Splicing process removes introns, contributing to the differences in length and sequence between DNA and mRNA, as protein coding can be split across various genome regions.
Reverse transcription converts unstable RNA into complementary DNA (cDNA).
Using reverse transcriptase in lab processes allows for examination and analysis of RNA through its DNA representation.
Overview of reverse transcription process in retroviruses, showing the lifecycle from viral RNA to DNA integration in the host nucleus.
A description of real-time PCR as a method for amplifying DNA from clinical samples, including RNA extraction and reverse transcription leading to test results for viral presence.
Details on using reverse transcriptase to transcribe mRNA into cDNA, which is then sequenced and stored in databases; significance lies in lacking introns.
Description of the translation process from mRNA to protein, facilitated by ribosomes reading mRNA codons (from 5' to 3') and adding corresponding amino acids consecutively.
An example of coding a DNA sequence into an amino acid chain, illustrating the triplet codon format and resultant amino acids, including a stop signal.
Exposition on RNA splicing; explainer of how unnecessary coding regions (introns) are removed to yield a coherent mRNA sequence that reflects the needed protein.
Discusses the ribosomal structure which facilitates translation; an explanation of codon recognition processes in the formation of proteins from amino acids.
Detailed codon table illustrating the relationships between nucleotide triplets and respective amino acids, including stop codons and their designations.
Explains the significance of where the reading frame begins (start codon) and its implications for correct protein synthesis.
Description of protein sequences using single-letter amino acid notation, focusing on the orientation (N to C terminus).
Overview of the gene structure showing regulatory sequences, promoters, exons, introns, and untranslated regions.
Lists the diverse applications of bioinformatics in:
Proteomics
Gene expression analysis
DNA sequencing
Immunoinformatics
Genome analysis
Evolutionary biology.
Summary of major nucleotide databases which house extensive DNA and protein sequences, including:
GenBank (NCBI)
EMBL (EBI)
DDBJ (Japan)
Daily data exchange ensures consistency across platforms.
Lists protein databases:
Swiss-Prot
TrEMBL
PIR
UniProt
Describes analyses and categorizations available through the ExPASy system.
Introduction to processes involved post-sequencing for analysis and interpretation, utilizing molecular markers for genetic analysis.
BLAST (Basic Local Alignment Search Tool) enables searches for significant sequence matches in nucleic acid and protein databases based on similarity with queried sequences.

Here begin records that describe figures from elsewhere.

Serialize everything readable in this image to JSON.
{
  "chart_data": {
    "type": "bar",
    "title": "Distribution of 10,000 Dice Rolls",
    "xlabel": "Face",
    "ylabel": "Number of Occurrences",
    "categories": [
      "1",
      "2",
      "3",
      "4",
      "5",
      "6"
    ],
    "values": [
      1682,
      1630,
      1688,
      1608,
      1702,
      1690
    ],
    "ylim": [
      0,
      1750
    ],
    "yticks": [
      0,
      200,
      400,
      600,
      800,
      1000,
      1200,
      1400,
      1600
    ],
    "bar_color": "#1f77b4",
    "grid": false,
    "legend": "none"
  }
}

Illustrates challenges faced during DNA sequence assembly, underscoring the importance of computational analysis and sequencing techniques to piece together overlapping sequences effectively.
Details on complexity of algorithmic assembly processes that analyze genetic fragments to find relationships and reconstruct full sequences.

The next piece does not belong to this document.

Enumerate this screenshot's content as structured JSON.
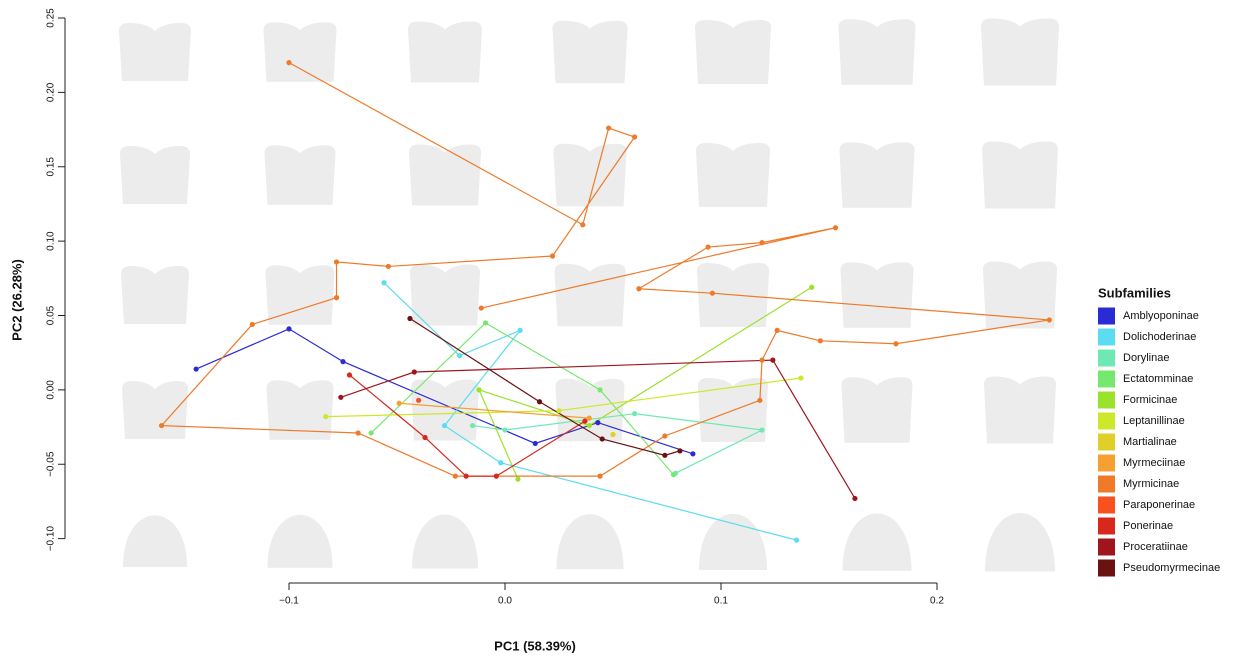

Description of NCBI BLAST and its capabilities to find homologies between biological sequences, offering access to multiple BLAST tools for diverse applications.
G-Query facilitates the retrieval of various information regarding sequences in nucleotide databases, showcasing its analytical capabilities.
Lists diverse databases and search categories available within the NCBI framework, connecting to various biological data resources related to literature, genes, and proteins.
An outline of practical tasks guiding students on:
Performing nucleotide BLAST
Interpreting GenBank entries
Mapping gene structures through genomic cDNA alignments.
A detailed breakdown of an annotated gene sequence illustrating UTRs, exons, introns, and other relevant features impacting gene structure understanding.
Advises students on preparative steps before practical sessions emphasizing organization, documentation, and sequence analysis instructions.
Discussion on how bioinformatics has numerous applications in biological and forensic fields, aligning educational levels with relevant job expectations.
Citation references from various forensic science international publications focused on the application of real-time PCR and transcript profiling in forensic contexts.